Dr. Leonard Shengold, 94, Psychoanalyst Who Studied Child Abuse, Dies

NEW YORK (NY)
New York Times

February 10, 2020

By Richard Sandomir

He said mistreating and neglecting children amounted to “soul murder” — a deliberate attempt to crush or eradicate the personality of a vulnerable young person.

Dr. Leonard Shengold, an esteemed psychoanalyst who in two books vividly described the terrifying impact of long-term abuse and neglect of children as “soul murder,” died on Jan. 16 at his home in Stone Ridge, N.Y. He was 94.

His son David said the cause was complications of leukemia.

During 60 years of psychoanalytic practice, Dr. Shengold observed the damage childhood abuse had wreaked on numerous adult patients. (He also treated patients outside that category, including the renowned writer and neurologist Dr. Oliver Sacks.)

He described “soul murder” as a crime committed by psychotic or psychopathic parents and other adults through sexual abuse, emotional deprivation and physical or mental torture. He equated this mistreatment with the “deliberate attempt to eradicate or compromise the separate identity of another person,” as he wrote in “Soul Murder: The Effects of Childhood Abuse and Deprivation” (1989).

Dr.

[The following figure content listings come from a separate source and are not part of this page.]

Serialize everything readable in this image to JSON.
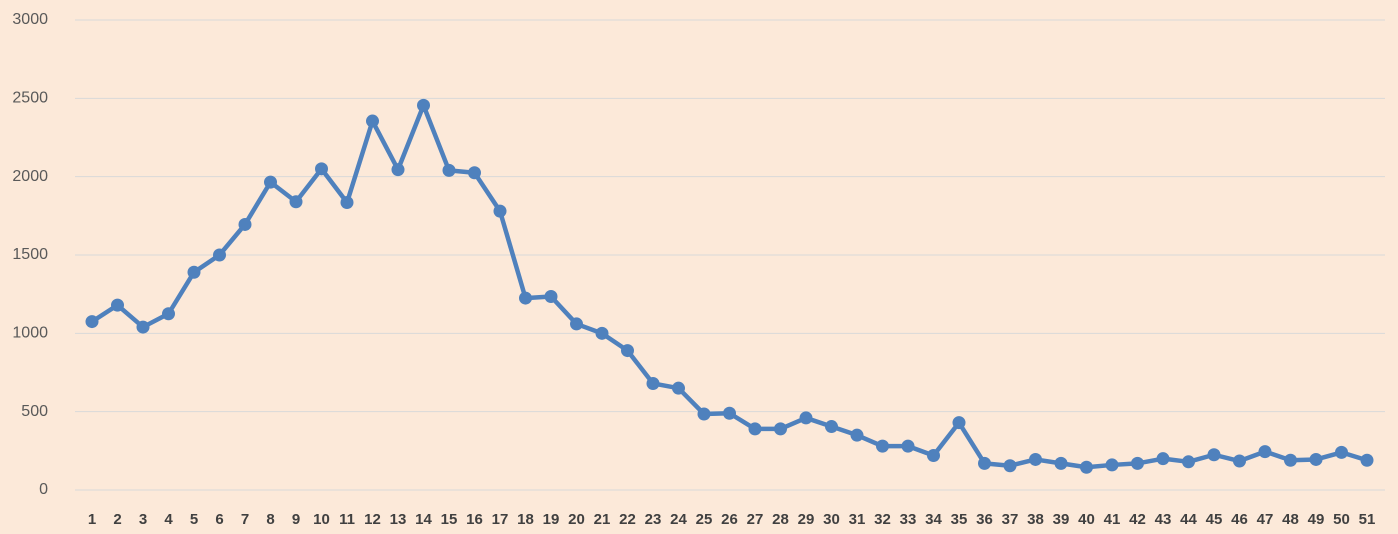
{
  "chart_data": {
    "type": "line",
    "categories": [
      "1",
      "2",
      "3",
      "4",
      "5",
      "6",
      "7",
      "8",
      "9",
      "10",
      "11",
      "12",
      "13",
      "14",
      "15",
      "16",
      "17",
      "18",
      "19",
      "20",
      "21",
      "22",
      "23",
      "24",
      "25",
      "26",
      "27",
      "28",
      "29",
      "30",
      "31",
      "32",
      "33",
      "34",
      "35",
      "36",
      "37",
      "38",
      "39",
      "40",
      "41",
      "42",
      "43",
      "44",
      "45",
      "46",
      "47",
      "48",
      "49",
      "50",
      "51"
    ],
    "series": [
      {
        "name": "",
        "color": "#4f81bd",
        "values": [
          1075,
          1180,
          1040,
          1125,
          1390,
          1500,
          1695,
          1965,
          1840,
          2050,
          1835,
          2355,
          2045,
          2455,
          2040,
          2025,
          1780,
          1225,
          1235,
          1060,
          1000,
          890,
          680,
          650,
          485,
          490,
          390,
          390,
          460,
          405,
          350,
          280,
          280,
          220,
          430,
          170,
          155,
          195,
          170,
          145,
          160,
          170,
          200,
          180,
          225,
          185,
          245,
          190,
          195,
          240,
          190
        ]
      }
    ],
    "ylim": [
      0,
      3000
    ],
    "yticks": [
      0,
      500,
      1000,
      1500,
      2000,
      2500,
      3000
    ],
    "grid": true
  }
}
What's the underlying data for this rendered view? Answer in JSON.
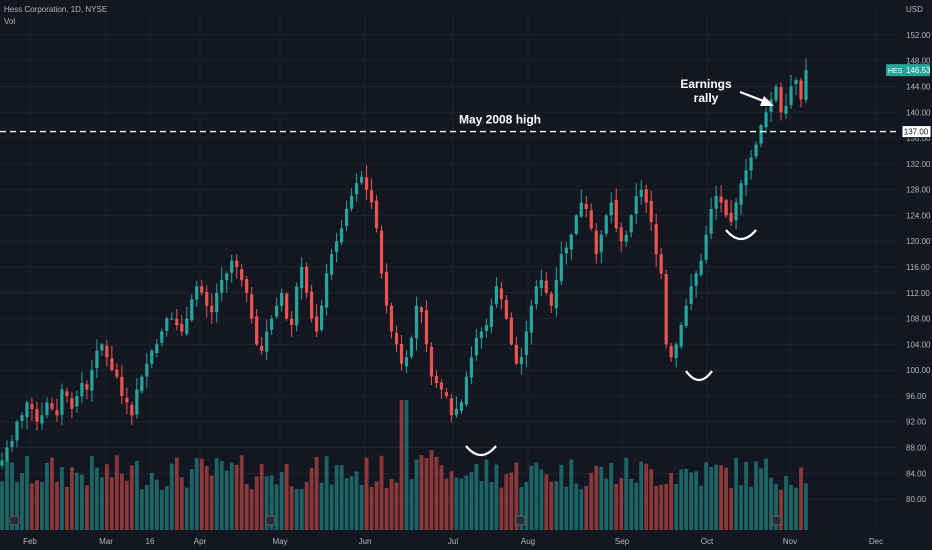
{
  "header": {
    "title": "Hess Corporation, 1D, NYSE",
    "vol_label": "Vol",
    "currency": "USD"
  },
  "ticker": {
    "symbol": "HES",
    "price": "146.53"
  },
  "colors": {
    "background": "#131722",
    "up": "#26a69a",
    "down": "#ef5350",
    "text": "#b2b5be",
    "grid": "#1e222d"
  },
  "chart_data": {
    "type": "candlestick",
    "y_ticks": [
      "152.00",
      "148.00",
      "144.00",
      "140.00",
      "136.00",
      "132.00",
      "128.00",
      "124.00",
      "120.00",
      "116.00",
      "112.00",
      "108.00",
      "104.00",
      "100.00",
      "96.00",
      "92.00",
      "88.00",
      "84.00",
      "80.00"
    ],
    "x_ticks": [
      "Feb",
      "Mar",
      "16",
      "Apr",
      "May",
      "Jun",
      "Jul",
      "Aug",
      "Sep",
      "Oct",
      "Nov",
      "Dec"
    ],
    "ylim": [
      78,
      154
    ],
    "reference_line": {
      "value": 137,
      "label": "137.00"
    },
    "annotations": [
      {
        "text": "May 2008 high"
      },
      {
        "text": "Earnings rally"
      }
    ],
    "series": [
      {
        "name": "HES",
        "close": [
          86,
          88,
          89,
          92,
          93,
          95,
          94,
          92,
          93,
          95,
          94,
          93,
          97,
          96,
          94,
          96,
          98,
          97,
          100,
          103,
          104,
          102,
          100,
          99,
          96,
          95,
          93,
          97,
          99,
          101,
          103,
          104,
          106,
          108,
          108,
          107,
          106,
          108,
          111,
          113,
          112,
          110,
          109,
          112,
          114,
          115,
          117,
          116,
          114,
          112,
          108,
          104,
          103,
          106,
          108,
          110,
          112,
          108,
          107,
          113,
          116,
          112,
          108,
          106,
          110,
          115,
          118,
          120,
          122,
          125,
          127,
          129,
          130,
          128,
          126,
          122,
          115,
          110,
          106,
          104,
          101,
          102,
          105,
          110,
          109,
          104,
          99,
          98,
          97,
          96,
          93,
          94,
          95,
          99,
          102,
          105,
          106,
          107,
          110,
          113,
          111,
          108,
          104,
          101,
          102,
          106,
          110,
          113,
          114,
          112,
          110,
          114,
          118,
          119,
          121,
          124,
          126,
          125,
          122,
          118,
          121,
          124,
          126,
          122,
          120,
          121,
          124,
          127,
          128,
          126,
          123,
          118,
          115,
          104,
          102,
          104,
          107,
          110,
          113,
          115,
          117,
          121,
          125,
          127,
          126,
          124,
          123,
          126,
          129,
          131,
          133,
          135,
          138,
          140,
          142,
          144,
          140,
          141,
          144,
          145,
          142,
          146.53
        ]
      }
    ],
    "volume": {
      "note": "volume bars"
    }
  }
}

Shengold had been treating adult victims of childhood abuse for about 25 years when he wrote “Soul Murder.” The term that gave the book its title was coined in the 19th century and later found its place in a noted case history of Freud’s based on the memoirs of a mentally ill judge.

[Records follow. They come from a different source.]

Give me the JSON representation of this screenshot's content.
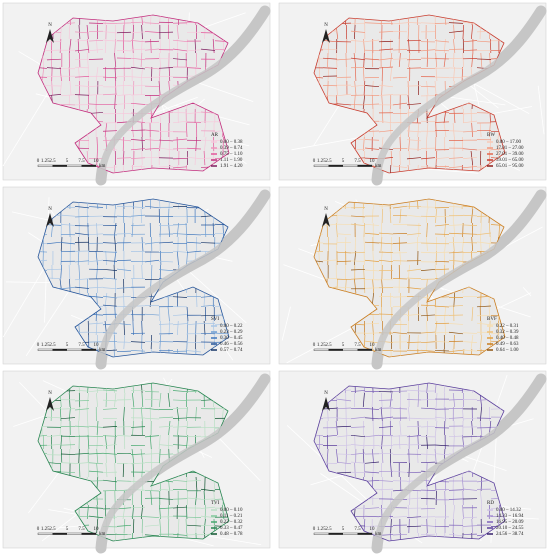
{
  "north": "N",
  "scale_labels": [
    "0",
    "1.25",
    "2.5",
    "5",
    "7.5",
    "10"
  ],
  "scale_unit": "km",
  "panels": [
    {
      "legend_title": "AR",
      "classes": [
        "0.00 – 0.38",
        "0.39 – 0.74",
        "0.75 – 1.10",
        "1.11 – 1.90",
        "1.91 – 4.20"
      ],
      "colors": [
        "#f6c9dc",
        "#ef94bd",
        "#e3569a",
        "#c22b7c",
        "#7d1c5e"
      ]
    },
    {
      "legend_title": "BW",
      "classes": [
        "0.00 – 17.00",
        "17.01 – 27.00",
        "27.01 – 39.00",
        "39.01 – 65.00",
        "65.01 – 95.00"
      ],
      "colors": [
        "#f8c9b6",
        "#f29a80",
        "#e4674f",
        "#c83b2d",
        "#8e1c18"
      ]
    },
    {
      "legend_title": "SVI",
      "classes": [
        "0.00 – 0.22",
        "0.23 – 0.29",
        "0.30 – 0.45",
        "0.46 – 0.56",
        "0.57 – 0.74"
      ],
      "colors": [
        "#a9c6e6",
        "#6f9ed3",
        "#3f76bc",
        "#24549a",
        "#163466"
      ]
    },
    {
      "legend_title": "BVF",
      "classes": [
        "0.22 – 0.31",
        "0.32 – 0.39",
        "0.40 – 0.48",
        "0.49 – 0.63",
        "0.64 – 1.00"
      ],
      "colors": [
        "#f6ddb0",
        "#efc178",
        "#e3a043",
        "#c97c1f",
        "#8f5410"
      ]
    },
    {
      "legend_title": "TVI",
      "classes": [
        "0.00 – 0.10",
        "0.11 – 0.21",
        "0.22 – 0.32",
        "0.33 – 0.47",
        "0.48 – 0.78"
      ],
      "colors": [
        "#b9e0c4",
        "#7fc79a",
        "#45a86e",
        "#25844f",
        "#0f5530"
      ]
    },
    {
      "legend_title": "RD",
      "classes": [
        "0.00 – 14.32",
        "14.33 – 16.94",
        "16.95 – 20.09",
        "20.10 – 24.55",
        "24.56 – 38.74"
      ],
      "colors": [
        "#cfc3e6",
        "#a893d3",
        "#7d62ba",
        "#5a3e9c",
        "#35206b"
      ]
    }
  ]
}
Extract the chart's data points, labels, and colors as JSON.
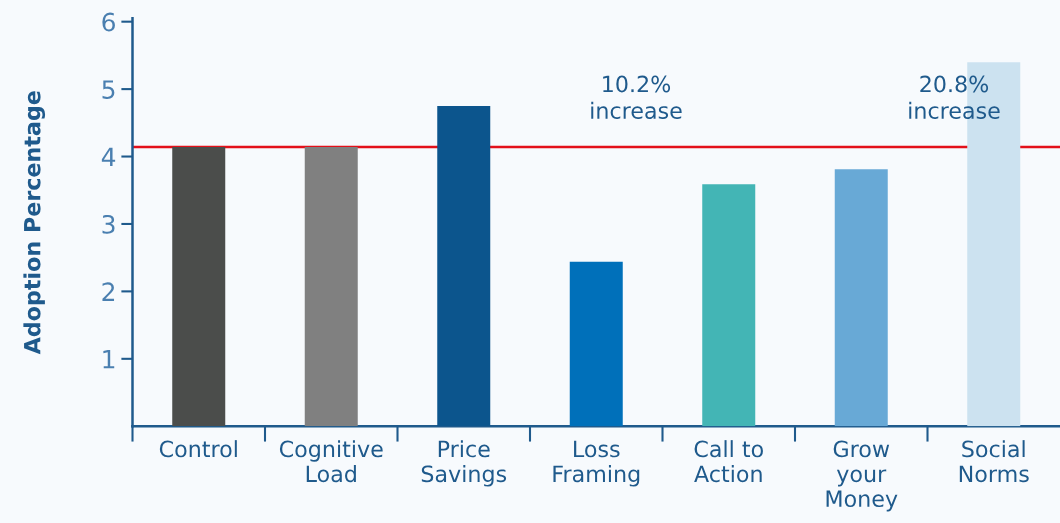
{
  "chart_data": {
    "type": "bar",
    "ylabel": "Adoption Percentage",
    "categories": [
      "Control",
      "Cognitive\nLoad",
      "Price\nSavings",
      "Loss\nFraming",
      "Call to\nAction",
      "Grow\nyour\nMoney",
      "Social\nNorms"
    ],
    "values": [
      4.14,
      4.14,
      4.75,
      2.44,
      3.59,
      3.81,
      5.4
    ],
    "colors": [
      "#4b4d4b",
      "#808080",
      "#0c558d",
      "#0070ba",
      "#43b5b5",
      "#68a9d6",
      "#cce2f0"
    ],
    "ylim": [
      0,
      6.05
    ],
    "yticks": [
      1,
      2,
      3,
      4,
      5,
      6
    ],
    "grid": false,
    "ref_lines": [
      {
        "axis": "y",
        "value": 4.14,
        "color": "#e3101a"
      }
    ],
    "annotations": [
      "10.2%\nincrease",
      "20.8%\nincrease"
    ]
  }
}
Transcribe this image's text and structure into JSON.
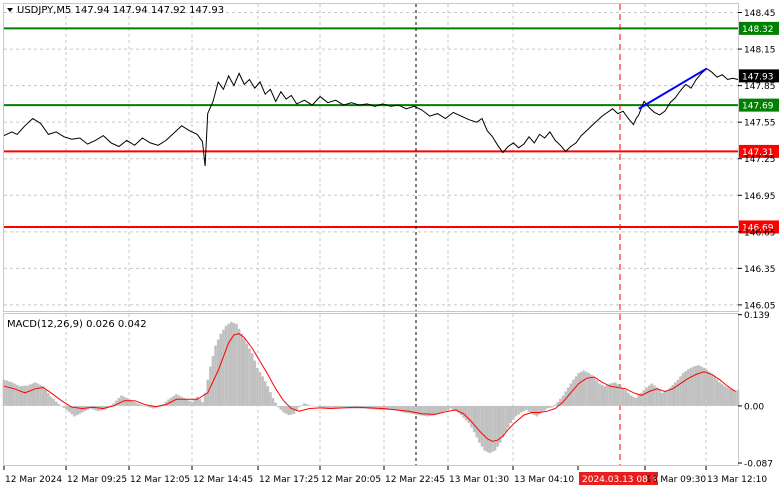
{
  "header": {
    "symbol_line": "USDJPY,M5  147.94 147.94 147.92 147.93"
  },
  "macd_label": "MACD(12,26,9) 0.026 0.042",
  "colors": {
    "support": "#008000",
    "resistance": "#ff0000",
    "projection": "#0000ff",
    "price": "#000000",
    "histogram": "#c0c0c0",
    "signal": "#ff0000",
    "marker_bg": "#e81e1e"
  },
  "chart_data": [
    {
      "type": "line",
      "title": "USDJPY,M5",
      "ylim": [
        146.0,
        148.52
      ],
      "y_ticks": [
        "148.45",
        "148.15",
        "147.85",
        "147.55",
        "147.25",
        "146.95",
        "146.65",
        "146.35",
        "146.05"
      ],
      "current_price": "147.93",
      "levels": [
        {
          "label": "148.32",
          "value": 148.32,
          "color": "green"
        },
        {
          "label": "147.69",
          "value": 147.69,
          "color": "green"
        },
        {
          "label": "147.31",
          "value": 147.31,
          "color": "red"
        },
        {
          "label": "146.69",
          "value": 146.69,
          "color": "red"
        }
      ],
      "x_ticks": [
        "12 Mar 2024",
        "12 Mar 09:25",
        "12 Mar 12:05",
        "12 Mar 14:45",
        "12 Mar 17:25",
        "12 Mar 20:05",
        "12 Mar 22:45",
        "13 Mar 01:30",
        "13 Mar 04:10",
        "2024.03.13 08:30",
        "13 Mar 09:30",
        "13 Mar 12:10"
      ],
      "highlighted_x": "2024.03.13 08:30",
      "price_series": [
        [
          0,
          147.44
        ],
        [
          3,
          147.47
        ],
        [
          5,
          147.45
        ],
        [
          8,
          147.52
        ],
        [
          11,
          147.58
        ],
        [
          14,
          147.54
        ],
        [
          17,
          147.45
        ],
        [
          20,
          147.47
        ],
        [
          23,
          147.43
        ],
        [
          26,
          147.41
        ],
        [
          29,
          147.42
        ],
        [
          32,
          147.37
        ],
        [
          35,
          147.4
        ],
        [
          38,
          147.44
        ],
        [
          41,
          147.38
        ],
        [
          44,
          147.35
        ],
        [
          47,
          147.4
        ],
        [
          50,
          147.36
        ],
        [
          53,
          147.42
        ],
        [
          56,
          147.38
        ],
        [
          59,
          147.36
        ],
        [
          62,
          147.4
        ],
        [
          65,
          147.46
        ],
        [
          68,
          147.52
        ],
        [
          71,
          147.48
        ],
        [
          74,
          147.45
        ],
        [
          76,
          147.39
        ],
        [
          77,
          147.19
        ],
        [
          78,
          147.62
        ],
        [
          80,
          147.72
        ],
        [
          82,
          147.88
        ],
        [
          84,
          147.82
        ],
        [
          86,
          147.93
        ],
        [
          88,
          147.85
        ],
        [
          90,
          147.95
        ],
        [
          92,
          147.86
        ],
        [
          94,
          147.9
        ],
        [
          96,
          147.83
        ],
        [
          98,
          147.88
        ],
        [
          100,
          147.78
        ],
        [
          102,
          147.82
        ],
        [
          104,
          147.72
        ],
        [
          106,
          147.8
        ],
        [
          108,
          147.74
        ],
        [
          110,
          147.77
        ],
        [
          112,
          147.7
        ],
        [
          115,
          147.73
        ],
        [
          118,
          147.69
        ],
        [
          121,
          147.76
        ],
        [
          124,
          147.71
        ],
        [
          127,
          147.73
        ],
        [
          130,
          147.69
        ],
        [
          133,
          147.71
        ],
        [
          136,
          147.69
        ],
        [
          139,
          147.7
        ],
        [
          142,
          147.68
        ],
        [
          145,
          147.7
        ],
        [
          148,
          147.68
        ],
        [
          151,
          147.69
        ],
        [
          154,
          147.66
        ],
        [
          157,
          147.68
        ],
        [
          160,
          147.65
        ],
        [
          163,
          147.6
        ],
        [
          166,
          147.62
        ],
        [
          169,
          147.58
        ],
        [
          172,
          147.63
        ],
        [
          175,
          147.6
        ],
        [
          178,
          147.57
        ],
        [
          181,
          147.55
        ],
        [
          183,
          147.58
        ],
        [
          185,
          147.48
        ],
        [
          187,
          147.43
        ],
        [
          189,
          147.36
        ],
        [
          191,
          147.3
        ],
        [
          193,
          147.35
        ],
        [
          195,
          147.38
        ],
        [
          197,
          147.34
        ],
        [
          199,
          147.37
        ],
        [
          201,
          147.43
        ],
        [
          203,
          147.38
        ],
        [
          205,
          147.45
        ],
        [
          207,
          147.42
        ],
        [
          209,
          147.47
        ],
        [
          211,
          147.4
        ],
        [
          213,
          147.36
        ],
        [
          215,
          147.31
        ],
        [
          217,
          147.35
        ],
        [
          219,
          147.38
        ],
        [
          221,
          147.44
        ],
        [
          223,
          147.48
        ],
        [
          225,
          147.52
        ],
        [
          227,
          147.56
        ],
        [
          229,
          147.6
        ],
        [
          231,
          147.63
        ],
        [
          233,
          147.66
        ],
        [
          235,
          147.62
        ],
        [
          237,
          147.64
        ],
        [
          239,
          147.58
        ],
        [
          241,
          147.53
        ],
        [
          242,
          147.58
        ],
        [
          243,
          147.61
        ],
        [
          245,
          147.72
        ],
        [
          247,
          147.67
        ],
        [
          249,
          147.63
        ],
        [
          251,
          147.61
        ],
        [
          253,
          147.64
        ],
        [
          255,
          147.71
        ],
        [
          257,
          147.75
        ],
        [
          259,
          147.81
        ],
        [
          261,
          147.86
        ],
        [
          263,
          147.83
        ],
        [
          265,
          147.9
        ],
        [
          267,
          147.95
        ],
        [
          269,
          147.99
        ],
        [
          271,
          147.96
        ],
        [
          273,
          147.92
        ],
        [
          275,
          147.94
        ],
        [
          277,
          147.9
        ],
        [
          279,
          147.91
        ],
        [
          281,
          147.9
        ]
      ],
      "projection": {
        "from": [
          243,
          147.66
        ],
        "to": [
          269,
          147.99
        ]
      }
    },
    {
      "type": "bar",
      "title": "MACD(12,26,9) 0.026 0.042",
      "ylim": [
        -0.09,
        0.14
      ],
      "y_ticks": [
        "0.139",
        "0.00",
        "-0.087"
      ],
      "macd_histogram": [
        [
          0,
          0.04
        ],
        [
          3,
          0.036
        ],
        [
          6,
          0.03
        ],
        [
          9,
          0.031
        ],
        [
          12,
          0.036
        ],
        [
          15,
          0.03
        ],
        [
          18,
          0.014
        ],
        [
          21,
          0.003
        ],
        [
          24,
          -0.006
        ],
        [
          27,
          -0.016
        ],
        [
          30,
          -0.01
        ],
        [
          33,
          -0.004
        ],
        [
          36,
          -0.008
        ],
        [
          39,
          -0.005
        ],
        [
          42,
          0.004
        ],
        [
          45,
          0.016
        ],
        [
          48,
          0.01
        ],
        [
          51,
          0.004
        ],
        [
          54,
          0.0
        ],
        [
          57,
          -0.004
        ],
        [
          60,
          -0.001
        ],
        [
          63,
          0.01
        ],
        [
          66,
          0.018
        ],
        [
          68,
          0.014
        ],
        [
          70,
          0.01
        ],
        [
          72,
          0.006
        ],
        [
          74,
          0.014
        ],
        [
          76,
          0.006
        ],
        [
          77,
          0.02
        ],
        [
          79,
          0.06
        ],
        [
          81,
          0.092
        ],
        [
          83,
          0.11
        ],
        [
          85,
          0.122
        ],
        [
          87,
          0.128
        ],
        [
          89,
          0.125
        ],
        [
          91,
          0.11
        ],
        [
          93,
          0.095
        ],
        [
          95,
          0.08
        ],
        [
          97,
          0.058
        ],
        [
          99,
          0.045
        ],
        [
          101,
          0.03
        ],
        [
          103,
          0.012
        ],
        [
          105,
          -0.002
        ],
        [
          107,
          -0.01
        ],
        [
          109,
          -0.014
        ],
        [
          111,
          -0.012
        ],
        [
          113,
          -0.002
        ],
        [
          115,
          0.004
        ],
        [
          117,
          0.001
        ],
        [
          120,
          -0.001
        ],
        [
          123,
          -0.004
        ],
        [
          126,
          -0.004
        ],
        [
          129,
          -0.003
        ],
        [
          132,
          -0.004
        ],
        [
          135,
          -0.004
        ],
        [
          138,
          -0.004
        ],
        [
          141,
          -0.005
        ],
        [
          144,
          -0.006
        ],
        [
          147,
          -0.006
        ],
        [
          150,
          -0.006
        ],
        [
          153,
          -0.01
        ],
        [
          156,
          -0.012
        ],
        [
          159,
          -0.014
        ],
        [
          162,
          -0.016
        ],
        [
          165,
          -0.014
        ],
        [
          168,
          -0.01
        ],
        [
          171,
          -0.004
        ],
        [
          173,
          -0.008
        ],
        [
          175,
          -0.014
        ],
        [
          178,
          -0.026
        ],
        [
          180,
          -0.04
        ],
        [
          182,
          -0.056
        ],
        [
          184,
          -0.068
        ],
        [
          186,
          -0.072
        ],
        [
          188,
          -0.068
        ],
        [
          190,
          -0.056
        ],
        [
          192,
          -0.04
        ],
        [
          194,
          -0.026
        ],
        [
          196,
          -0.016
        ],
        [
          198,
          -0.01
        ],
        [
          200,
          -0.006
        ],
        [
          202,
          -0.012
        ],
        [
          204,
          -0.016
        ],
        [
          206,
          -0.01
        ],
        [
          208,
          -0.004
        ],
        [
          210,
          -0.002
        ],
        [
          212,
          0.006
        ],
        [
          214,
          0.016
        ],
        [
          216,
          0.028
        ],
        [
          218,
          0.04
        ],
        [
          220,
          0.05
        ],
        [
          222,
          0.054
        ],
        [
          224,
          0.05
        ],
        [
          226,
          0.044
        ],
        [
          228,
          0.034
        ],
        [
          230,
          0.03
        ],
        [
          232,
          0.034
        ],
        [
          234,
          0.036
        ],
        [
          236,
          0.03
        ],
        [
          238,
          0.024
        ],
        [
          240,
          0.016
        ],
        [
          242,
          0.012
        ],
        [
          244,
          0.02
        ],
        [
          246,
          0.028
        ],
        [
          248,
          0.034
        ],
        [
          250,
          0.028
        ],
        [
          252,
          0.02
        ],
        [
          254,
          0.024
        ],
        [
          256,
          0.032
        ],
        [
          258,
          0.04
        ],
        [
          260,
          0.05
        ],
        [
          262,
          0.056
        ],
        [
          264,
          0.06
        ],
        [
          266,
          0.062
        ],
        [
          268,
          0.058
        ],
        [
          270,
          0.052
        ],
        [
          272,
          0.045
        ],
        [
          274,
          0.036
        ],
        [
          276,
          0.03
        ],
        [
          278,
          0.026
        ],
        [
          280,
          0.024
        ]
      ],
      "signal_series": [
        [
          0,
          0.03
        ],
        [
          4,
          0.026
        ],
        [
          8,
          0.02
        ],
        [
          12,
          0.026
        ],
        [
          15,
          0.028
        ],
        [
          18,
          0.02
        ],
        [
          22,
          0.008
        ],
        [
          26,
          -0.002
        ],
        [
          30,
          -0.004
        ],
        [
          34,
          -0.002
        ],
        [
          38,
          -0.004
        ],
        [
          42,
          0.0
        ],
        [
          46,
          0.008
        ],
        [
          50,
          0.008
        ],
        [
          54,
          0.002
        ],
        [
          58,
          -0.001
        ],
        [
          62,
          0.002
        ],
        [
          66,
          0.01
        ],
        [
          70,
          0.01
        ],
        [
          74,
          0.01
        ],
        [
          78,
          0.02
        ],
        [
          82,
          0.054
        ],
        [
          86,
          0.096
        ],
        [
          88,
          0.108
        ],
        [
          90,
          0.11
        ],
        [
          92,
          0.104
        ],
        [
          95,
          0.088
        ],
        [
          98,
          0.068
        ],
        [
          101,
          0.048
        ],
        [
          104,
          0.026
        ],
        [
          107,
          0.008
        ],
        [
          110,
          -0.004
        ],
        [
          113,
          -0.008
        ],
        [
          117,
          -0.004
        ],
        [
          121,
          -0.003
        ],
        [
          125,
          -0.004
        ],
        [
          130,
          -0.003
        ],
        [
          135,
          -0.002
        ],
        [
          140,
          -0.003
        ],
        [
          145,
          -0.004
        ],
        [
          150,
          -0.006
        ],
        [
          155,
          -0.008
        ],
        [
          160,
          -0.012
        ],
        [
          165,
          -0.013
        ],
        [
          170,
          -0.008
        ],
        [
          173,
          -0.006
        ],
        [
          176,
          -0.012
        ],
        [
          179,
          -0.024
        ],
        [
          182,
          -0.038
        ],
        [
          185,
          -0.05
        ],
        [
          187,
          -0.054
        ],
        [
          189,
          -0.052
        ],
        [
          191,
          -0.046
        ],
        [
          193,
          -0.036
        ],
        [
          196,
          -0.024
        ],
        [
          199,
          -0.014
        ],
        [
          202,
          -0.01
        ],
        [
          205,
          -0.01
        ],
        [
          208,
          -0.008
        ],
        [
          211,
          -0.004
        ],
        [
          214,
          0.006
        ],
        [
          217,
          0.02
        ],
        [
          220,
          0.034
        ],
        [
          223,
          0.042
        ],
        [
          226,
          0.044
        ],
        [
          229,
          0.036
        ],
        [
          232,
          0.03
        ],
        [
          235,
          0.028
        ],
        [
          238,
          0.026
        ],
        [
          241,
          0.02
        ],
        [
          244,
          0.016
        ],
        [
          247,
          0.022
        ],
        [
          250,
          0.026
        ],
        [
          253,
          0.022
        ],
        [
          256,
          0.026
        ],
        [
          259,
          0.034
        ],
        [
          262,
          0.042
        ],
        [
          265,
          0.048
        ],
        [
          268,
          0.052
        ],
        [
          271,
          0.048
        ],
        [
          274,
          0.04
        ],
        [
          277,
          0.03
        ],
        [
          280,
          0.022
        ]
      ]
    }
  ]
}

Dr. Shengold drew on decades of clinical cases and the literary works of writers like Kipling, Chekhov and Dickens, all of whom, he wrote, suffered neglect or abuse in childhood. Helpless children, he believed, are easily victimized by their tormentors because of their physical and emotional dependence on them. And their reliance on them inevitably compels many to seek solace from the abusers themselves.

“The most destructive effect of child abuse is perhaps the need to hold on to the abusing parent or parent figure by identifying with the abuser,” he wrote. “This becomes part of a compulsion to repeat the experiences of abuse — as tormentor (enhancing sadism) and simultaneously as victim (enhancing masochism).”